Né en 1948, Etienne Dumont a fait à Genève des études qui lui ont été peu utiles. Latin, grec, droit. Juriste raté, il a bifurqué vers le journalisme. Le plus souvent aux rubriques culturelles, il a travaillé de mars 1974 à mai 2013 à la "Tribune de Genève", en commençant par parler de cinéma. Sont ensuite venus les beaux-arts et les livres. A part ça, comme vous pouvez le voir, rien à signaler.

L'Ariana fait voter sur son site pour choisir des oeuvres présentées cet été

Pour une exposition de rechange, les amateurs ont une liste sur le site. Quatre catégories. Les huit pièces gagnantes figureront dans cet accrochage contemporain.

Symphonie en blanc, rouge et noir

Crédits: Ariana, Genève 2020.

Un clou chasse l’autre. Disons plutôt qu’il s’agit ici d’une solution de rechange. Cet été, le premier étage de l’Ariana devait abriter dans ses deux salles temporaires une exposition dédiée à Robert Slee et à son disciple Richard Dawson. Les deux potiers étant britanniques, ils se retrouvent aujourd’hui verrouillés à double tour sur leur île. «Nous ne voulions pas laisser l’espace vide en juillet et août», explique la conservatrice Anne-Claire Schumacher. Elle a donc pensé à une manifestation formée à partir des collections de céramiques des réserves. Le public se voit amené pour une fois à collaborer. Il peut dès aujourd’hui voter d’un clic.

Une "Négresse" de Pierrette Favarger. Le mot passait encore en 1995. Photo Ariana, Genève 2020.

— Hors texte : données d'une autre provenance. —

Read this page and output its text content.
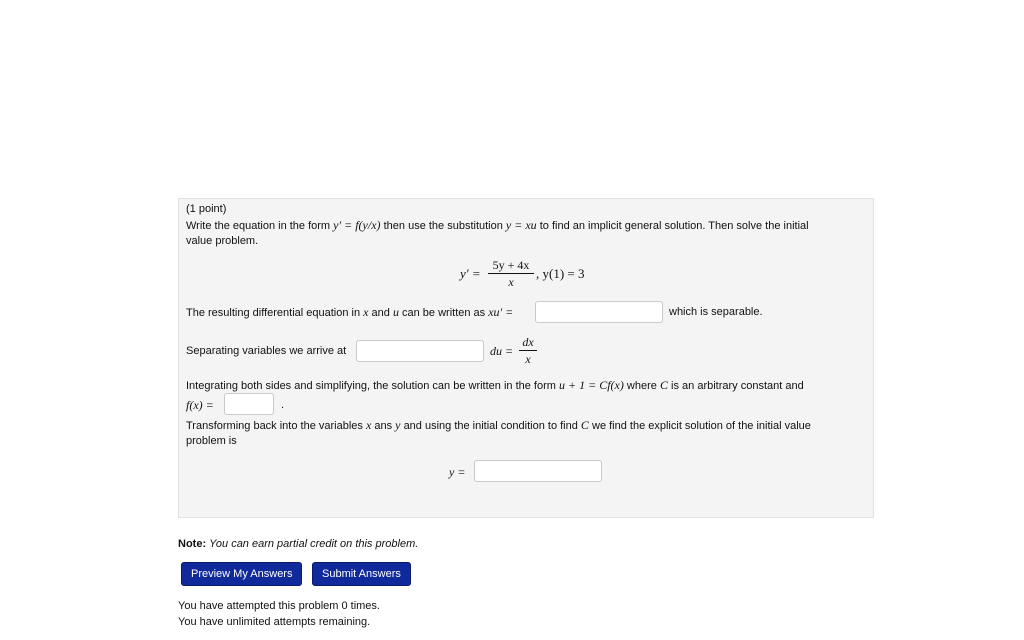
(1 point)
Write the equation in the form y′ = f(y/x) then use the substitution y = xu to find an implicit general solution. Then solve the initial
value problem.
y′ =
5y + 4x
x
, y(1) = 3
The resulting differential equation in x and u can be written as xu′ =	which is separable.
Separating variables we arrive at	du =
dx
x
Integrating both sides and simplifying, the solution can be written in the form u + 1 = Cf(x) where C is an arbitrary constant and
f(x) =	.
Transforming back into the variables x ans y and using the initial condition to find C we find the explicit solution of the initial value
problem is
y =
Note: You can earn partial credit on this problem.
Preview My Answers	Submit Answers
You have attempted this problem 0 times.
You have unlimited attempts remaining.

«Ce n’est pas du populisme», se défend la commissaire. «Les amateurs doivent choisir sur notre site des pièces réparties dans quatre catégories. Il y en a dix noires, dix blanches, dix rouges et dix multicolores, mais il va de soi que j’ai pratiqué moi-même la pré-sélection.» Les deux œuvres arrivées en tête dans chaque discipline (les votants n’ayant lieu qu’à quatre fois une pièce) se verront encadrées par des créations les mettant en valeur. La chose peut sembler normale. On imagine mal le public descendant dans les réserves, surtout aujourd’hui. «Nous possédons environ 4000 céramiques relevant du contemporain, sur les 28 000 que nous conservons.» La date de départ est à l’Ariana 1945. Une précision qu’il semble bon de donner. Toutes les institutions ne suivent pas les mêmes critères. Certaines font commencer le contemporain en 1965. Les puristes en 1990. «Nous allons nous limiter cette fois aux créations de d’artistes potiers, en laissant de côté la production industrielle.» La frontière semble cependant parfois difficile à trancher.

Deux salles dont une noire et blanche

La première salle abritera le noir et le blanc. L’autre la couleur, avec la dominante rouge. L’ensemble sera visible dès le 30 juin pour rester en place jusqu’à l’automne. Il s’agira d’un accrochage gratuit. Pour entrer, pas de problèmes à mon avis. La jauge de l’immense bâtiment a été fixée à 200, personnel compris, alors que je n’ai jamais vu ici autant de monde ici sauf pour certains vernissages. Le sous-sol maintient par ailleurs ses «Folies de porcelaine», avec des Meissen de la première moité du XVIIIe siècle tirés des collections suisses.